Посмотрел в окно. Снег перестал идти, солнце растолкало тучи и ослепляюще зажгло белизну площади Вильгельма, не тронутую пока ни единым следом. Вновь пробежал глазами стишок. Неожиданно для себя обнаружил, что в стихотворении нет ни одного восклицательного знака.
— Ничтожный пигмей! — Геббельс бросил лист на стол. — Ты действительно «доуцелел». Как Кете Кольвиц. Или Ремарк. Или Манны. Если ты еще не за границей, то ты пожалеешь, что на свет родился… И придет время, не укроетесь, предатели, и за границей. Это я вам обещаю!..
Геббельс сунул пальцы за борт френча и медленно, бесшумно прошел к окну. Он словно бы крался к нему, словно бы ожидал увидеть из него тех, «доуцелевших», кто еще должен был пожалеть о своем появлении на сем белом свете.
На площади Вильгельма, сминая снежную белизну, промаршировала рота солдат. В красивом четком ритме высоко, «до аппендикса», поднимались ноги в сапогах. Даже из окна видно было, как среди прилипшего к подошвам снега рядками поблескивали головки кованых гвоздей. В ритмичном покачивании вспыхивали над касками жала широких штыков. Правый кулак каждого солдата крепко стискивал жесткий ремень винтовки. Впереди роты шагал маленький худой офицер в фуражке с необыкновенно высокой тульей. Глядя на него, Геббельс невольно усмехнулся: «Хочешь казаться выше, дорогой обер-лейтенант?» Ему вспомнилось, что и сам он когда-то носил необычайно высокий цилиндр, чтобы не выглядеть коротышкой с таким, скажем, верзилой, как Герман Геринг.

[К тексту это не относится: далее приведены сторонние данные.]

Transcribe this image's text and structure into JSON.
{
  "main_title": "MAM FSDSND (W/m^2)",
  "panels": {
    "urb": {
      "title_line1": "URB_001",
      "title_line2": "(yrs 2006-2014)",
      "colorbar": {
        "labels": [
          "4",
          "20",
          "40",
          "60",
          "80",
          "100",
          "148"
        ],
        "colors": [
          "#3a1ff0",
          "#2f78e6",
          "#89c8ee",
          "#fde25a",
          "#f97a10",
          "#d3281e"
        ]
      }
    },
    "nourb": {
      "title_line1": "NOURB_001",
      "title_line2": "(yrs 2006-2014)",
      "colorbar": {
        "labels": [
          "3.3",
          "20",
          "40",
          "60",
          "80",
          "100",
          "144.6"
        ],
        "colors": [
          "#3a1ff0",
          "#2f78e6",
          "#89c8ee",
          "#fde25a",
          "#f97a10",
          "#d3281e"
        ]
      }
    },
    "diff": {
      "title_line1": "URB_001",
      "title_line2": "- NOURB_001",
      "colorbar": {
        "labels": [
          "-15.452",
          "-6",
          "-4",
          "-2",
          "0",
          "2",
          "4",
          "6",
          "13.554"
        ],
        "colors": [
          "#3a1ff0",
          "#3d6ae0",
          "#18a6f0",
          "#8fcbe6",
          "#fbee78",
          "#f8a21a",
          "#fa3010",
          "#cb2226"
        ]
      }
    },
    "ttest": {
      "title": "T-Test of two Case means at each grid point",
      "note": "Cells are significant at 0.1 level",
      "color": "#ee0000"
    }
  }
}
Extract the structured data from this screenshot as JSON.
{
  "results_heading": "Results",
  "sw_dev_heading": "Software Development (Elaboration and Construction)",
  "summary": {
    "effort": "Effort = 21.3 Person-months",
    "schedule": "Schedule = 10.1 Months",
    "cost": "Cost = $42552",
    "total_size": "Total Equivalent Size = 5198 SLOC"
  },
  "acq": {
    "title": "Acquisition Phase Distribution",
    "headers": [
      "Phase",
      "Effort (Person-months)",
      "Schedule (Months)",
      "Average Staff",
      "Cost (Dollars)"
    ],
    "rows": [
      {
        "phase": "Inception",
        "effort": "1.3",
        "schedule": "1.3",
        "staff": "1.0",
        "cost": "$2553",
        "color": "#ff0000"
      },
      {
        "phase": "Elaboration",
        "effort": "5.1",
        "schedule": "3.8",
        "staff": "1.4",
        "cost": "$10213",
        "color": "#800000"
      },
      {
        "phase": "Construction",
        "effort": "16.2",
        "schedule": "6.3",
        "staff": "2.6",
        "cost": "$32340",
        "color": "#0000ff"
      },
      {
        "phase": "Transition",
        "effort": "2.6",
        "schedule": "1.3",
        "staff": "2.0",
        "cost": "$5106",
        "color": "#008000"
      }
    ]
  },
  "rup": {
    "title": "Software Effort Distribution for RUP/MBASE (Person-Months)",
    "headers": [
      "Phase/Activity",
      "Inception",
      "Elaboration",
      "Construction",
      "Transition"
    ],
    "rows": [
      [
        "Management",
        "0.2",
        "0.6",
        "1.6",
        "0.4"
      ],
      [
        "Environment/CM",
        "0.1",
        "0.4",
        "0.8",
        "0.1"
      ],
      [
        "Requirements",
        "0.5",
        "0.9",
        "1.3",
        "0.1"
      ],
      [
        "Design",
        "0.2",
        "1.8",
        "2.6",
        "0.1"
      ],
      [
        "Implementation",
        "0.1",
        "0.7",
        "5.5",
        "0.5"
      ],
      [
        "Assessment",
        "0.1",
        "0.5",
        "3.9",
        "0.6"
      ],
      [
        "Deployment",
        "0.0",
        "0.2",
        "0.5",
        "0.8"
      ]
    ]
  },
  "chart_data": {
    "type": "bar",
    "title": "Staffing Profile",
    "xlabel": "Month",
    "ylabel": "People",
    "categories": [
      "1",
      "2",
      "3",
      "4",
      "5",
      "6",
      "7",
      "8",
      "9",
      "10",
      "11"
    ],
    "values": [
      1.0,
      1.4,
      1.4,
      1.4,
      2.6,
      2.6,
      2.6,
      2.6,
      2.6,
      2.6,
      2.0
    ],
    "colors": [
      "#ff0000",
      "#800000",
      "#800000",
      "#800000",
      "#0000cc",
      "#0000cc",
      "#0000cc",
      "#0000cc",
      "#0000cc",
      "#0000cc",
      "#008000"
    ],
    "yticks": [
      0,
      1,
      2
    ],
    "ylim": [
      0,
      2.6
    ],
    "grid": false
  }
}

Он глянул на себя в стекле шкафа, глянул на удачный портрет работы Рихтера. Полюбовался лбом, ладонью пригладил волосы, чтобы они его не закрывали.
«Я сделаю Рихтера великим художником эпохи национал-социализма! — решил Геббельс. — Даже тот обер-лейтенант, что провел роту, будет отдавать ему честь! А этот? — метнул взгляд на глянцевый лист фотокопии. — Этого мы еще найдем…»
Когда Макс вновь вошел, Геббельс опять усадил его в кресло, стал прохаживаться, рассуждая о месте каждого немецкого художника в тысячелетнем рейхе, о его задачах и ответственности перед историей — ни больше ни меньше… Выдвинув на несколько секунд ящик стола, полюбовался фотокарточкой и, задвинув обратно, спросил:
— Вы с натурщицами работаете?
— В моих произведениях пока нет… таких женщин, доктор… Натурщицы дорого стоят… стоили, — быстро поправился Макс.
— Я имел в виду не только обнаженных натурщиц, — насмешливо посмотрел на него Геббельс. — Впрочем, работа с голыми натурщицами — одна из неосуждаемых привилегий живописцев. И они, как правило, не уклоняются от нее… Я считаю, что вам тоже нужно чаще обращаться к образу женщины. Мне представляется, что душа того художника, который не пишет женщин, мелка как блюдце. Нам, Рихтер, нужен культ здорового женского тела, наши женщины должны рожать здоровое потомство. Здоровая женщина — здоровая нация. Я презираю американок, тощих, анемичных. От наших женщин мы должны получать здоровых парней…
Геббельса часто прерывали телефонные звонки. С аппарата, напоминавшего своей громоздкостью пишущую машинку «Ундервуд», он снимал трубку, тыкал пальцем в одну из кнопок, светлым тенором кидал:
— Я слушаю!..
Ему что-то говорили, он в ответ бросал несколько фраз, клал трубку и возвращался к разговору с Рихтером. Да, художник нравился ему. К тому же Геббельсу хотелось выговориться, не с трибуны, а вот так, наедине, тет-а-тет, что ли, интимно, и пусть золотым сном вспоминаются Рихтеру минуты, проведенные в кабинете рейхсминистра…
— Вы бывали в Веймаре, видели картон Карстенса «Ночь и ее дети»? Какова Ночь там! Каковы женщины! Такие женщины нужны нации, Рихтер, такие. Такое искусство, я говорю, вечно. Это не мазня вроде так называемой графики Пикассо или «Башни синих лошадей» Марка. Нагромождение каких-то подобий лошадей… Вы видели эту вещь? Впрочем, вряд ли: я приказал убрать из музеев чушь этого бездарного маляра!